Regular Expressions

Regular expressions

A regular expression (shortened as regex [...]) is a sequence of characters that specifies a search pattern in text. [...] used by string-searching algorithms for "find" or "find and replace" operations on strings, or for input validation.

  1. Import the regex module with import re.
  2. Create a Regex object with the re.compile() function. (Remember to use a raw string.)
  3. Pass the string you want to search into the Regex object’s search() method.
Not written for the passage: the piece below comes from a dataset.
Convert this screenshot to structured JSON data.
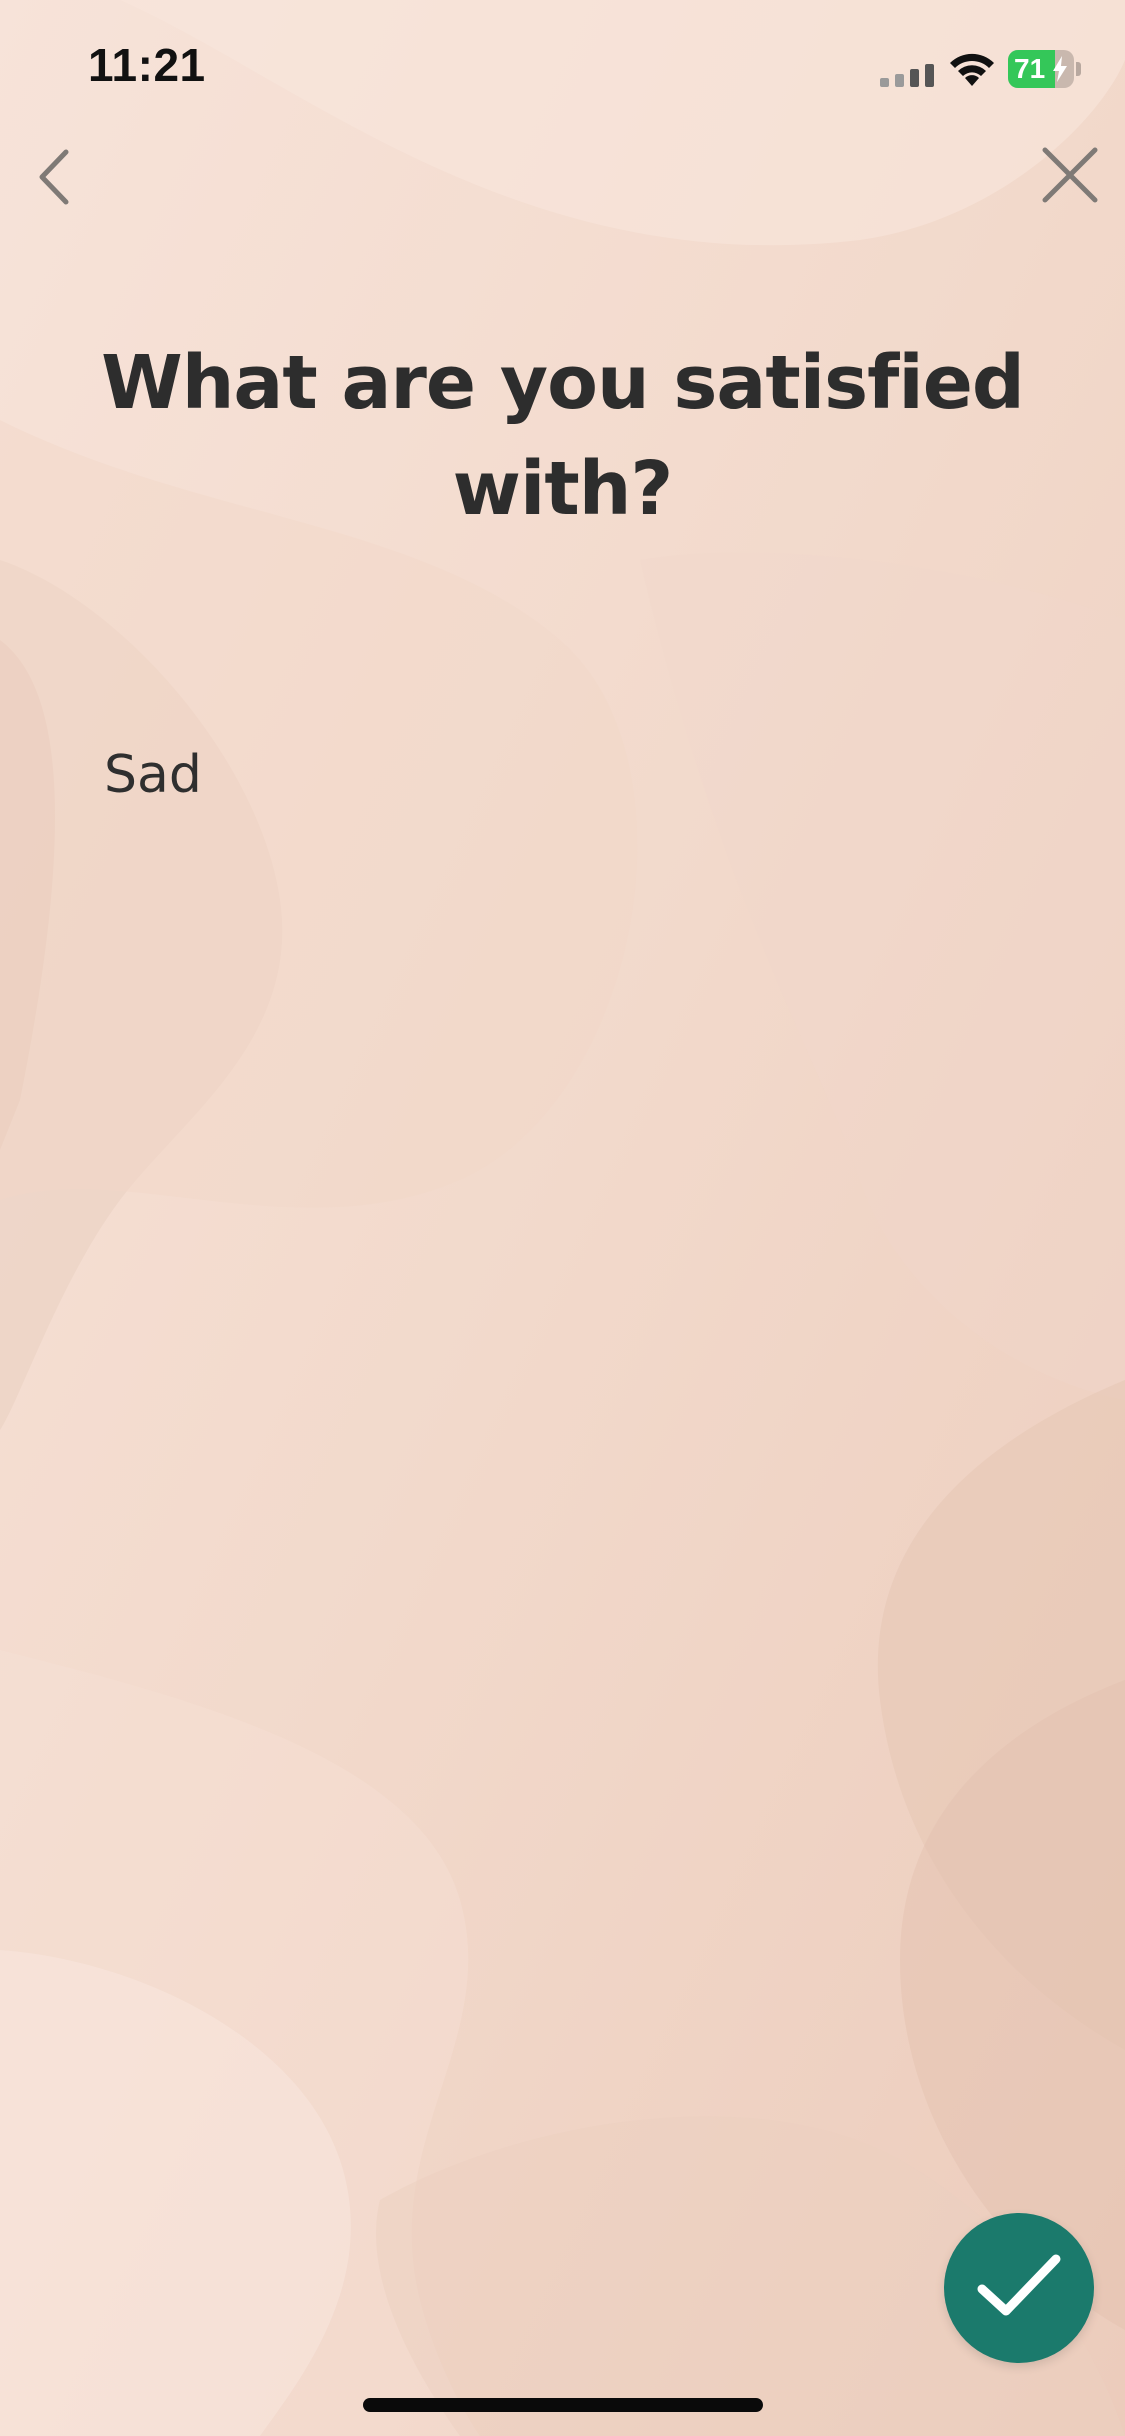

This returns a Match object.
  4. Call the Match object’s group() method to return a string of the actual matched text.

All the regex functions in Python are in the re module:

>>> import re

Regex symbols

SymbolMatches
?zero or one of the preceding group.
*zero or more of the preceding group.
+one or more of the preceding group.
{n}exactly n of the preceding group.
{n,}n or more of the preceding group.
{,m}0 to m of the preceding group.
{n,m}at least n and at most m of the preceding p.
{n,m}? or *? or +?performs a non-greedy match of the preceding p.
^spammeans the string must begin with spam.
spam$means the string must end with spam.
.any character, except newline characters.
\d, \w, and \sa digit, word, or space character, respectively.
\D, \W, and \Sanything except a digit, word, or space, respectively.
[abc]any character between the brackets (such as a, b, ).
[^abc]any character that isn’t between the brackets.

Matching regex objects

>>> phone_num_regex = re.compile(r'\d\d\d-\d\d\d-\d\d\d\d')
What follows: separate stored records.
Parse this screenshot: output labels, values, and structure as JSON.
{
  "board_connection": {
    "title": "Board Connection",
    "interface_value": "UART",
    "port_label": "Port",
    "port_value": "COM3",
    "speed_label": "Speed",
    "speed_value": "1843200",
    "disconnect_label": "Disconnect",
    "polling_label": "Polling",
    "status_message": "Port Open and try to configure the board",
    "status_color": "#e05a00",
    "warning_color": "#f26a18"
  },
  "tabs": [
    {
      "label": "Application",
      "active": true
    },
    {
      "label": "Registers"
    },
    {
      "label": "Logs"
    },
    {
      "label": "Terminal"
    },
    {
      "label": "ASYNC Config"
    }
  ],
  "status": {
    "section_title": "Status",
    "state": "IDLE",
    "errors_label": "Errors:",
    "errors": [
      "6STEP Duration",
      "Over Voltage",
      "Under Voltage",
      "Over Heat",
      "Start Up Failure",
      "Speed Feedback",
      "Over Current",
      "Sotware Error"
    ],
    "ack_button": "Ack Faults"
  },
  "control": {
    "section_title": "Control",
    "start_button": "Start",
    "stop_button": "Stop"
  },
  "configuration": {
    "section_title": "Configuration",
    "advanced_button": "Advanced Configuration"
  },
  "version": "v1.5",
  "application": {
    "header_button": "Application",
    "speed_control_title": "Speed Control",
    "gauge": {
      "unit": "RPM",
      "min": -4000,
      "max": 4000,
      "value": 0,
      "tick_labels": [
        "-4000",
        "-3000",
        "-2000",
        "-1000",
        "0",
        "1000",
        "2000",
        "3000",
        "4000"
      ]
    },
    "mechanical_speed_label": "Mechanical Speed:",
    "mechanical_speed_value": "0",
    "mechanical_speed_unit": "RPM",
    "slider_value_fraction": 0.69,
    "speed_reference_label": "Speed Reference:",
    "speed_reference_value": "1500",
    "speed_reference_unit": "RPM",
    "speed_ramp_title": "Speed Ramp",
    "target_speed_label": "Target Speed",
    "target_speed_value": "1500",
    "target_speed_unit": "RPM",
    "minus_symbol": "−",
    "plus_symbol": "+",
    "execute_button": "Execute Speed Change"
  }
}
>>> mo = phone_num_regex.search('My number is 415-555-4242.')

>>> print(f'Phone number found: {mo.group()}')
# Phone number found: 415-555-4242

Grouping with parentheses

>>> phone_num_regex = re.compile(r'(\d\d\d)-(\d\d\d-\d\d\d\d)')
>>> mo = phone_num_regex.search('My number is 415-555-4242.')

>>> mo.group(1)
# '415'

>>> mo.group(2)
# '555-4242'

>>> mo.group(0)
# '415-555-4242'

>>> mo.group()
# '415-555-4242'

To retrieve all the groups at once use the groups() method:

>>> mo.groups()
('415', '555-4242')

>>> area_code, main_number = mo.groups()

>>> print(area_code)
415

>>> print(main_number)
555-4242

Multiple groups with Pipe

You can use the | character anywhere you want to match one of many expressions.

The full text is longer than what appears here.